In a section focusing on “Government Healthcare Policies and Their Effect on Competition,” the report summarizes how state licensing, scope of practice, and telehealth policies can impact provider supply and competition and makes recommendations for how the Administration can take steps to address them.
When discussing the impact of state scope of practice restrictions, the report acknowledges the important role states have in stipulating, “minimum education, training requirements, and certification, among other criteria, for those who seek to acquire or maintain a license” and recommends allowing “all healthcare providers to practice to the top of their license.” The report highlights how restriction of practice can contribute to limited access to care and increase the cost for services and recommends allowing non-physician provider to be paid directly for services they provide if there is evidence to support that they can do so safely and effectively. Advanced practiced registered nurses (APRNs) were used as an example of providers who are highly trained and are capable of providing safe and effective care comparably to physicians. The report recommends states to broaden the scope of practice, allowing all healthcare providers to practice to the top of their license. The report also recommends eliminating collaborative agreements that are not justified by legitimate concerns.

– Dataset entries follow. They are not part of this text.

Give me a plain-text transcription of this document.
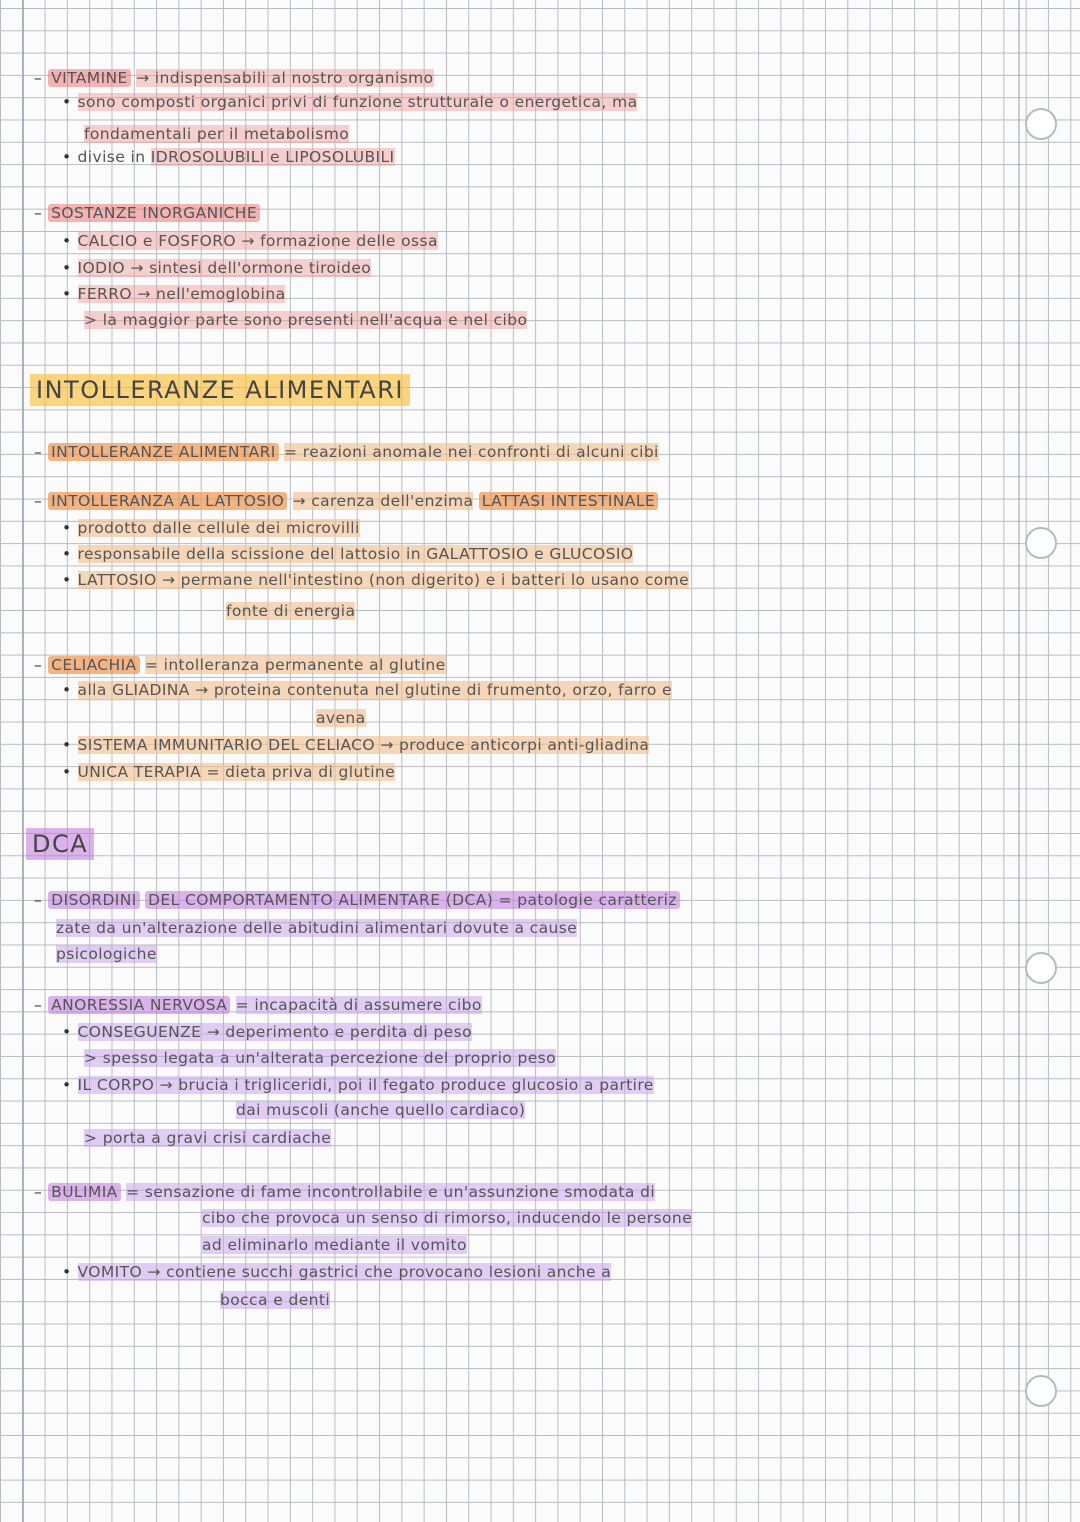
– VITAMINE → indispensabili al nostro organismo
• sono composti organici privi di funzione strutturale o energetica, ma
fondamentali per il metabolismo
• divise in IDROSOLUBILI e LIPOSOLUBILI
– SOSTANZE INORGANICHE
• CALCIO e FOSFORO → formazione delle ossa
• IODIO → sintesi dell'ormone tiroideo
• FERRO → nell'emoglobina
> la maggior parte sono presenti nell'acqua e nel cibo
INTOLLERANZE ALIMENTARI
– INTOLLERANZE ALIMENTARI = reazioni anomale nei confronti di alcuni cibi
– INTOLLERANZA AL LATTOSIO → carenza dell'enzima LATTASI INTESTINALE
• prodotto dalle cellule dei microvilli
• responsabile della scissione del lattosio in GALATTOSIO e GLUCOSIO
• LATTOSIO → permane nell'intestino (non digerito) e i batteri lo usano come
fonte di energia
– CELIACHIA = intolleranza permanente al glutine
• alla GLIADINA → proteina contenuta nel glutine di frumento, orzo, farro e
avena
• SISTEMA IMMUNITARIO DEL CELIACO → produce anticorpi anti-gliadina
• UNICA TERAPIA = dieta priva di glutine
DCA
– DISORDINI DEL COMPORTAMENTO ALIMENTARE (DCA) = patologie caratteriz
zate da un'alterazione delle abitudini alimentari dovute a cause
psicologiche
– ANORESSIA NERVOSA = incapacità di assumere cibo
• CONSEGUENZE → deperimento e perdita di peso
> spesso legata a un'alterata percezione del proprio peso
• IL CORPO → brucia i trigliceridi, poi il fegato produce glucosio a partire
dai muscoli (anche quello cardiaco)
> porta a gravi crisi cardiache
– BULIMIA = sensazione di fame incontrollabile e un'assunzione smodata di
cibo che provoca un senso di rimorso, inducendo le persone
ad eliminarlo mediante il vomito
• VOMITO → contiene succhi gastrici che provocano lesioni anche a
bocca e denti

In addition to looking at state scope of practice laws and regulations, the report looks at the impact state licensing laws have on workforce mobility. The report highlights the issues that many providers face when attempting to obtain a license in another state, despite having national standards and a national exam. Interstate compacts and model laws are offered as a potential solution for states to improve license portability through reciprocity or expediting the licensure process. The report specifically cites the success of the Nurse Licensure Compact as an option to improve license portability. It also suggests that the federal government look at proposals to encourage states to adopt compacts, supporting greater mobility.

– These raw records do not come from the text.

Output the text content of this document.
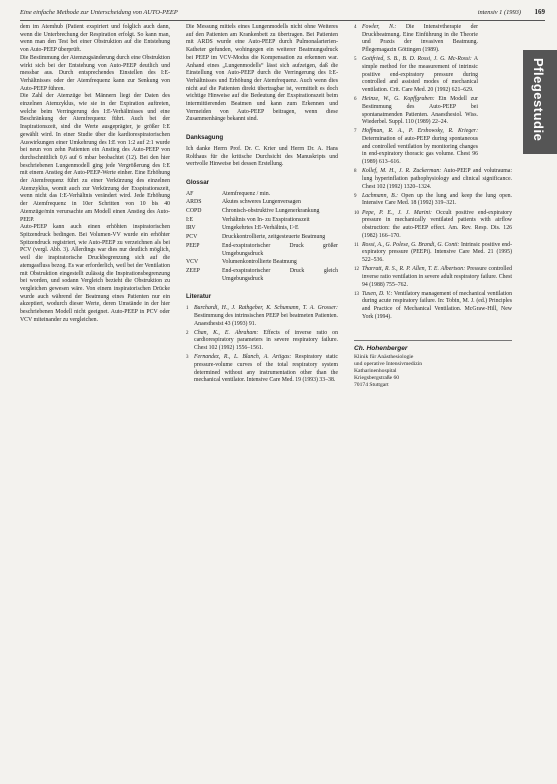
Eine einfache Methode zur Unterscheidung von AUTO-PEEP	intensiv 1 (1993) 169
Pflegestudie

dem im Atemhub (Patient exspiriert und folglich auch dann, wenn die Unterbrechung der Respiration erfolgt. So kann man, wenn man den Test bei einer Obstruktion auf die Entstehung von Auto-PEEP überprüft.

Die Bestimmung der Atemzugsänderung durch eine Obstruktion wirkt sich bei der Entstehung von Auto-PEEP deutlich und messbar aus. Durch entsprechendes Einstellen des I:E-Verhältnisses oder der Atemfrequenz kann zur Senkung von Auto-PEEP führen.

Die Zahl der Atemzüge bei Männern liegt der Daten des einzelnen Atemzyklus, wie sie in der Expiration auftreten, welche beim Verringerung des I:E-Verhältnisses und eine Beschränkung der Atemfrequenz führt. Auch bei der Inspirationszeit, sind die Werte ausgeprägter, je größer I:E gewählt wird. In einer Studie über die kardiorespiratorischen Auswirkungen einer Umkehrung des I:E von 1:2 auf 2:1 wurde bei neun von zehn Patienten ein Anstieg des Auto-PEEP von durchschnittlich 0,6 auf 6 mbar beobachtet (12). Bei den hier beschriebenen Lungenmodell ging jede Vergrößerung des I:E mit einem Anstieg der Auto-PEEP-Werte einher. Eine Erhöhung der Atemfrequenz führt zu einer Verkürzung des einzelnen Atemzyklus, womit auch zur Verkürzung der Exspirationszeit, wenn nicht das I:E-Verhältnis verändert wird. Jede Erhöhung der Atemfrequenz in 10er Schritten von 10 bis 40 Atemzüge/min verursachte am Modell einen Anstieg des Auto-PEEP.

Auto-PEEP kann auch einen erhöhten inspiratorischen Spitzendruck bedingen. Bei Volumen-VV wurde ein erhöhter Spitzendruck registriert, wie Auto-PEEP zu verzeichnen als bei PCV (vergl. Abb. 3). Allerdings war dies nur deutlich möglich, weil die inspiratorische Druckbegrenzung sich auf die atemgasfluss bezog. Es war erforderlich, weil bei der Ventilation mit Obstruktion eingestellt zulässig die Inspirationsbegrenzung bei worden, und sodann Vergleich bezieht die Obstruktion zu vergleichen gewesen wäre. Von einem inspiratorischen Drücke wurde auch während der Beatmung eines Patienten nur ein akzeptiert, wodurch dieser Werte, deren Umstände in der hier beschriebenen Modell nicht geeignet. Auto-PEEP in PCV oder VCV miteinander zu vergleichen.

Die Messung mittels eines Lungenmodells nicht ohne Weiteres auf den Patienten am Krankenbett zu übertragen. Bei Patienten mit ARDS wurde eine Auto-PEEP durch Pulmonalarterien-Katheter gefunden, wohingegen ein weiterer Beatmungsdruck bei PEEP im VCV-Modus die Kompensation zu erkennen war. Anhand eines „Lungenmodells“ lässt sich aufzeigen, daß die Einstellung von Auto-PEEP durch die Verringerung des I:E-Verhältnisses und Erhöhung der Atemfrequenz. Auch wenn dies nicht auf die Patienten direkt übertragbar ist, vermittelt es doch wichtige Hinweise auf die Bedeutung der Exspirationszeit beim intermittierenden Beatmen und kann zum Erkennen und Vermeiden von Auto-PEEP beitragen, wenn diese Zusammenhänge bekannt sind.

Danksagung

Ich danke Herrn Prof. Dr. C. Krier und Herrn Dr. A. Hans Rolthaus für die kritische Durchsicht des Manuskripts und wertvolle Hinweise bei dessen Erstellung.

Glossar
AF	Atemfrequenz / min.
ARDS	Akutes schweres Lungenversagen
COPD	Chronisch-obstruktive Lungenerkrankung
I:E	Verhältnis von In- zu Exspirationszeit
IRV	Umgekehrtes I:E-Verhältnis, I>E
PCV	Druckkontrollierte, zeitgesteuerte Beatmung
PEEP	End-exspiratorischer Druck größer Umgebungsdruck
VCV	Volumenkontrollierte Beatmung
ZEEP	End-exspiratorischer Druck gleich Umgebungsdruck
Literatur
1 Burchardi, H., J. Rathgeber, K. Schumann, T. A. Grosser: Bestimmung des intrinsischen PEEP bei beatmeten Patienten. Anaesthesist 43 (1993) 91.
2 Chan, K., E. Abraham: Effects of inverse ratio on cardiorespiratory parameters in severe respiratory failure. Chest 102 (1992) 1556–1561.
3 Fernandez, R., L. Blanch, A. Artigas: Respiratory static pressure-volume curves of the total respiratory system determined without any instrumentation other than the mechanical ventilator. Intensive Care Med. 19 (1993) 33–38.
4 Fowler, N.: Die Intensivtherapie der Druckbeatmung. Eine Einführung in die Theorie und Praxis der invasiven Beatmung. Pflegemagazin Göttingen (1989).
5 Gottfried, S. B., B. D. Rossi, J. G. Mc-Rossi: A simple method for the measurement of intrinsic positive end-expiratory pressure during controlled and assisted modes of mechanical ventilation. Crit. Care Med. 20 (1992) 621–629.
6 Heinze, W., G. Kopffgraben: Ein Modell zur Bestimmung des Auto-PEEP bei spontanatmenden Patienten. Anaesthesiol. Wiss. Wiederbel. Suppl. 110 (1989) 22–24.
7 Hoffman, R. A., P. Ershowsky, R. Krieger: Determination of auto-PEEP during spontaneous and controlled ventilation by monitoring changes in end-expiratory thoracic gas volume. Chest 96 (1989) 613–616.
8 Kollef, M. H., J. R. Zuckerman: Auto-PEEP and volutrauma: lung hyperinflation pathophysiology and clinical significance. Chest 102 (1992) 1320–1324.
9 Lachmann, B.: Open up the lung and keep the lung open. Intensive Care Med. 18 (1992) 319–321.
10 Pepe, P. E., J. J. Marini: Occult positive end-expiratory pressure in mechanically ventilated patients with airflow obstruction: the auto-PEEP effect. Am. Rev. Resp. Dis. 126 (1982) 166–170.
11 Rossi, A., G. Polese, G. Brandi, G. Conti: Intrinsic positive end-expiratory pressure (PEEPi). Intensive Care Med. 21 (1995) 522–536.
12 Tharratt, R. S., R. P. Allen, T. E. Albertson: Pressure controlled inverse ratio ventilation in severe adult respiratory failure. Chest 94 (1988) 755–762.
13 Tuxen, D. V.: Ventilatory management of mechanical ventilation during acute respiratory failure. In: Tobin, M. J. (ed.) Principles and Practice of Mechanical Ventilation. McGraw-Hill, New York (1994).
Ch. Hohenberger
Klinik für Anästhesiologie
und operative Intensivmedizin
Katharinenhospital
Kriegsbergstraße 60
70174 Stuttgart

The report also references telehealth, noting that it has become a useful and important means of healthcare delivery, especially for those in underserved areas, and that it has the potential to reduce costs and improve health outcomes for patients. The report states that scope of practice and state licensing laws have sometimes created regulatory barriers to the delivery of telehealth services. To address these issues, the report recommends that states adopt interstate licensure compacts to make practicing across state lines easier.